This recipe is an Americanized version of the Italian with a few cheats to cut the time down: oven ready lasagna noodles and jarred marinara sauce that is punched up with extra herbs and spices. Is it better with noodles that need cooked first? Marginally. Is it better with fresh noodles? Definitely. What about fresh marinara from scratch? Yes. Any additional steps you take could make it even more mind-blowing, but I’ve found you’ll still make a stunning dish with this method.

While I always try to make my recipes plant-based friendly, this is one of a few, rare places that I’ve found the standard ingredients make a difference. You can omit the meat and go with a fully veggie filled marinara, but due to so much oven time, they will turn to mush (I’ve tried). The béchamel is dependent on the high level of fats in heavy cream and the closest vegan option is coconut milk, which might work for a desert lasagna, but not this one.
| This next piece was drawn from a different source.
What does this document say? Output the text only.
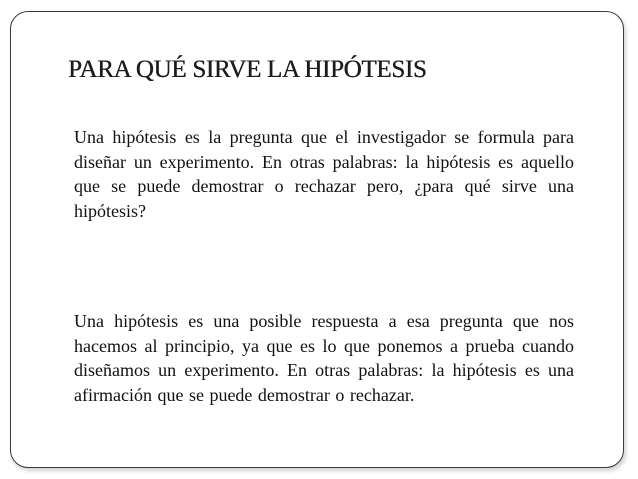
PARA QUÉ SIRVE LA HIPÓTESIS

Una hipótesis es la pregunta que el investigador se formula para diseñar un experimento. En otras palabras: la hipótesis es aquello que se puede demostrar o rechazar pero, ¿para qué sirve una hipótesis?

Una hipótesis es una posible respuesta a esa pregunta que nos hacemos al principio, ya que es lo que ponemos a prueba cuando diseñamos un experimento. En otras palabras: la hipótesis es una afirmación que se puede demostrar o rechazar.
If this recipe fits your dietary needs, I know it will be a huge hit for the whole family. This is an often requested dish for gatherings and events. I’ve recommended it here for 8 servings but if it’s part meal with multiple sides and courses, you can probably get away with 12-16 servings.

Click here for a quick visual of layering the lasagna.

Steps

1
Done

Prepare marinara

In a large pan over medium heat, sauté your diced onions in olive oil until translucent and beginning to brown. Scoop out and set onions aside and then in the same pan over medium high heat, brown the beef and sausage. Add garlic powder, onion powder, oregano, and basil to the ground beef and stir occasionally. Once browned, add the 3 cloves of minced garlic and cook for 30 seconds or until golden brown.

Add a splash of red wine to the pan if it needs deglazed (optional) and return the onions to the pan. Immediately add the marinara sauce and stir in a pinch of white sugar. Taste your sauce, it may need salt, more basil, or some other addition to your preference.

Tips: If you mixture tastes too sweet, add more garlic powder. If there's too much oregano, balance it with more basil. If it's too salty, add more sugar. This is the fine tuning of getting your ideal sauce flavor.

2
Done

Prepare béchamel

Preheat oven to 375 to prepare for baking.

In a container that can hold at least 4 cups, pour the water and heavy cream together and set aside. You could alternatively use 4 cups of whole milk.

Over medium-low heat, melt butter in a sauce pan. Add in flour and whisk until a paste forms (this is a roux). Allow the roux to cook for a minute, sizzling and cooking the flour. Then, pour in the heavy cream and water and immediately, vigorously whisk until the mixture has no lumps.

Continue whisking constantly as the mixture warms. Do not allow the mixture to boil. You will find that the mixture will turn from liquid to a thick cream very quickly, although it may take a few minutes to reach that state. Once it's thickened to a pudding like consistency, remove from heat and mix in the fresh ground pepper and nutmeg.

3
Done

Arrange and bake lasagna

Coat the bottom of a 9x13 pan with a scant cup of béchamel, then the same amount of marinara. Place your noodles downed repeat with the béchamel and marinara, ending with the marinara on top. You'll want to be sure the seams between noodles are well covered with the white sauce before adding the red. Please see the video in the description for a quick visual.

Once all layers are made, pour any additional béchamel around the sides of the pan and push it into any spaces you see bare noodles. Cover with foil and bake for 30 minutes. After 30 minutes, remove the foil and bake an additional 15 minutes or until golden and bubbling.